This market resolves each option as NO if the date passes and Kenshin9000 (or anyone) has not defeated stockfish with an LLM-based chess engine.
All remaining options resolve YES once an LLM-based engine defeats stockfish (or top engine).
My resolution criteria are more strict than Mira’s:
The LLM engine must have higher ELO than the latest stockfish (or whatever the top engine is at resolution time) at blitz timings with 99.9% confidence and be reproduced by 3+ people.
The LLM engine must not use another chess engine at runtime.
For the purposes of this market, Large Language Models are 100M+ parameter general-purpose generative text models. A fine-tune of an LLM is ok, but the model cannot be solely trained on chess data. An LLM-based engine may use search, but node evaluation must be performed by invoking the LLM on each node (similar to AlphaZero, which is a DNN+search).
The LLM engine and Stockfish will run on the same hardware with the same time controls. The testing hardware should be either a commodity desktop or equivalent to the TCEC or other popular chess software tournament standards.
Related questions
@Weezing An LLM engine is a chess engine which uses an LLM for node evaluation. It may still use search, but can’t use a non-LLM evaluation function.

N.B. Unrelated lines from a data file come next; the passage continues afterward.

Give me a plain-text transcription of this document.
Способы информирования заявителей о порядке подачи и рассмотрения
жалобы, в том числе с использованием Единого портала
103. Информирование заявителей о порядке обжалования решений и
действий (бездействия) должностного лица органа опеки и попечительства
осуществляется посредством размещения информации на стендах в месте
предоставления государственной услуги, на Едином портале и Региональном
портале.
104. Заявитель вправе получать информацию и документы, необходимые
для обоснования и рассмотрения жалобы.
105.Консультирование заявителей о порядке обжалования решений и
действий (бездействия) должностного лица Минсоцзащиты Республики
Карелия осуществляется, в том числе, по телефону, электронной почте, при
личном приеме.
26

@Paul And what is LLM in this context? Can it be trained just on chess specific text (for example chess notation)? Or just generic text?
@Weezing Great question. I’d say that it has to be a /language/ model, meaning general purpose, not chess-only training. A fine tune of a general purpose language model is fine, but a chess-only transformer model is not.
@Paul Wait a sec, this is completely different than what I thought the market was about when I bet! I thought we were betting on whether a LLM by itself could defeat stockfish, not a search engine that uses an LLM just for node eval. I wouldn't think of that as an LLM engine.
Like, taking AlphaGo as an example, it uses a neural net to direct the monte carlo tree search, so it's like half a neural net engine - the other half being the monte carlo tree search of course, which is also crucial to its success. I think calling AlphaGo a "neural network engine" would still be misleading. But using an LLM just for node eval is far less an LLM engine than AlphaGo is a neural network engine.
Also, what's stopping someone from just running the LLM engine run with a ton more compute = more depth than stockfish and "winning" that way? Are you requiring that they use the same amount of compute?
Btw I think the question of whether LLM+search can beat stockfish is much more interesting (because it's more plausible to actually happen), I just think it's extremely unclear from the question description.
@jack thanks for the feedback. I have updated the description to clarify the engine definitions and hardware/timing constraints.